Während mir das für den Handlungsstrang sehr praktisch und schlüssig erschien, habe ich nun doch die Sorge, dass der Leser vielleicht sogar enttäuscht sein könnte, wenn er sich bereits mit einem Protagonisten identifiziert und mit ihm mitgefühlt hat, der nicht länger im Fokus sein wird.

Das ist so ein wenig das Problem: Warum interessierst du dich für den Leser? Möchtest du etwas Originäres schreiben, oder einen Rip-Off, mit dem du eventuell viel Kohle verdienst?
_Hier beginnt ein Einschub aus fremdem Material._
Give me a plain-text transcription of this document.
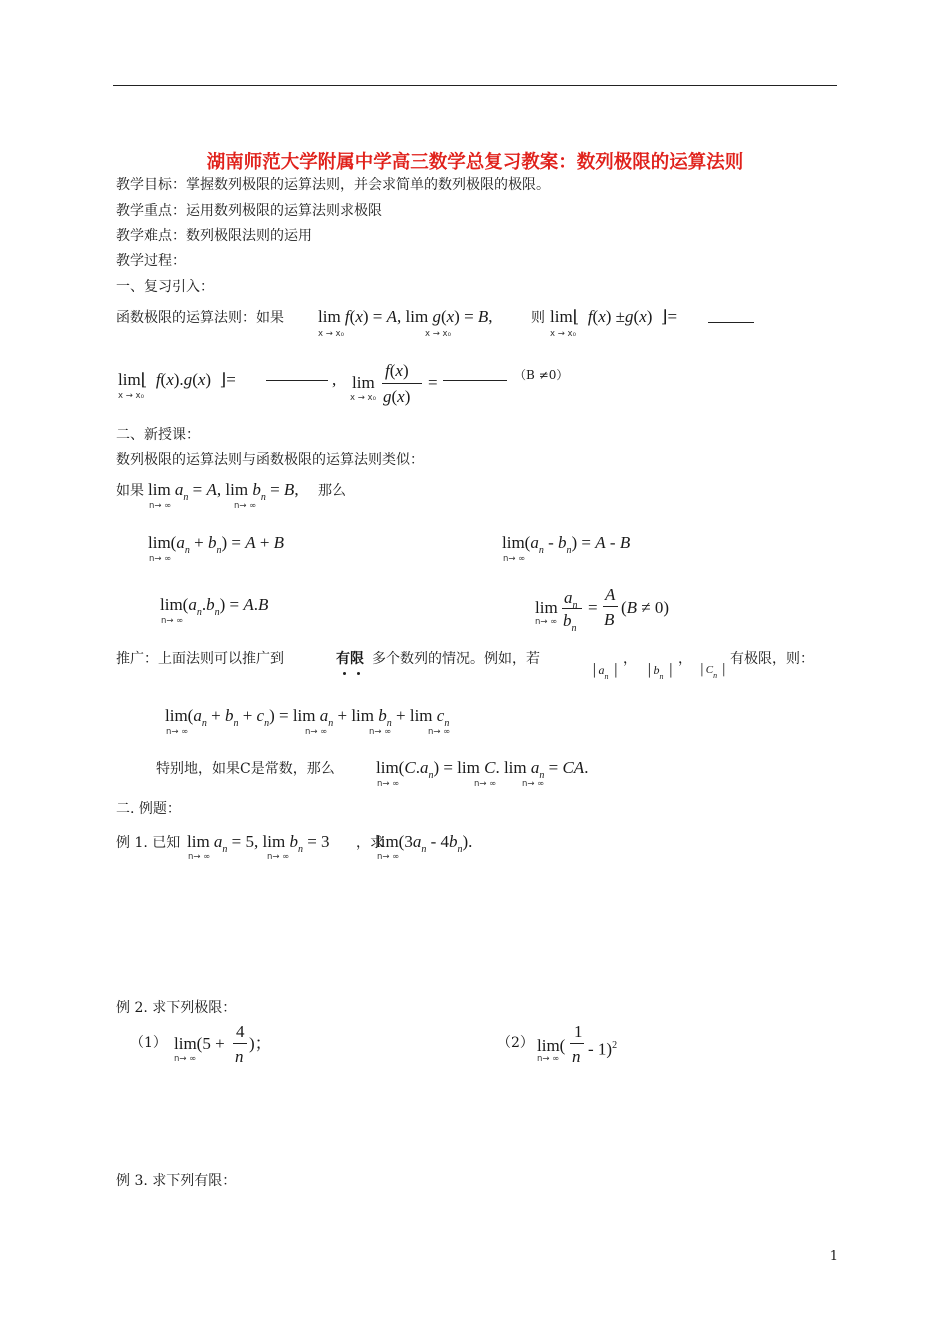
湖南师范大学附属中学高三数学总复习教案：数列极限的运算法则
教学目标：掌握数列极限的运算法则，并会求简单的数列极限的极限。
教学重点：运用数列极限的运算法则求极限
教学难点：数列极限法则的运用
教学过程：
一、复习引入：
函数极限的运算法则：如果 lim f(x) = A, lim g(x) = B,
x → x₀	x → x₀
则 lim⌊  f(x) ±g(x)  ⌋=
x → x₀
lim⌊  f(x).g(x)  ⌋=
x → x₀
, lim
x → x₀
f(x)
g(x)
=	（B ≠0）
二、新授课：
数列极限的运算法则与函数极限的运算法则类似：
如果 $\lim a_n = A$, $\lim b_n = B$,
n→ ∞	n→ ∞
那么
$\lim(a_n + b_n) = A + B$
n→ ∞
$\lim(a_n - b_n) = A - B$
n→ ∞
$\lim(a_n.b_n) = A.B$
n→ ∞
lim
n→ ∞
$a_n$
$b_n$
=
A
B
(B ≠ 0)
推广：上面法则可以推广到	有限 多个数列的情况。例如，若
$│a_n$ │
，
$│b_n$ │
，
$│C_n$ │
有极限，则：
$\lim(a_n + b_n + c_n) = \lim a_n + \lim b_n + \lim c_n$
n→ ∞	n→ ∞	n→ ∞	n→ ∞
特别地，如果C是常数，那么 $\lim(C.a_n) = \lim C$. $\lim a_n$ = CA.
n→ ∞	n→ ∞	n→ ∞
二. 例题：
例 1. 已知 $\lim a_n = 5$, $\lim b_n = 3$
n→ ∞	n→ ∞
，求
$\lim(3a_n - 4b_n)$.
n→ ∞
例 2. 求下列极限：
（1） lim(5 +
n→ ∞
4
n
)；	（2） lim(
n→ ∞
1
n - 1)$^2$
例 3. 求下列有限：
1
Solche Fragen, Fragen der Perspektive, der Stimme, des Sounds, sind abhängig, welche Geschichte du wie erzählen willst. Das kann man pauschal nicht beantworten. Ich würde mich jedenfalls nicht um einen etwaigen Leser kümmern.

 

Deine Fragestellung hängt mMn eng mit der Frage nach Perspektiven zusammen. Schilderst du die Handlung aus Sicht eines einzelnen Protagonisten, womöglich noch in Ich-Perspektive, kommt es darauf an, dass die Stimme, die Figur selbst mit den Vorstellungen und Vorlieben des Lesers matcht.
Bei einem längeren Text finde ich mehrere Perspektiven, die gegeneinander und miteinander laufen, je nachdem, wesentlich interessanter. Nicht so sehr, weil zusätzliche Anknüpfpunkte entstehen, sondern auch um eine komplexe Wirklichkeit auch komplex zu zeigen. Klar: du musst die Figuren kennen, evtl auch unterschiedliche Sprachmuster verwenden.
Wenn du jedoch über einen längeren Zeitpunkt in personaler oder Ich-Perspektive bei einem Charakter bleibst, wird der Wechsel vermutlich für den Leser schwierig.
Thomas Hettche aktueller Roman "Herzladen" (Shortlist für den Deutschen Buchpreis) lässt zwei Charaktere gegeneinander laufen: sogar mit Zeitabstand von 70 Jahren, interessante Konstruktion, Berührungspunkt dabei: die Augsburger Puppenkiste.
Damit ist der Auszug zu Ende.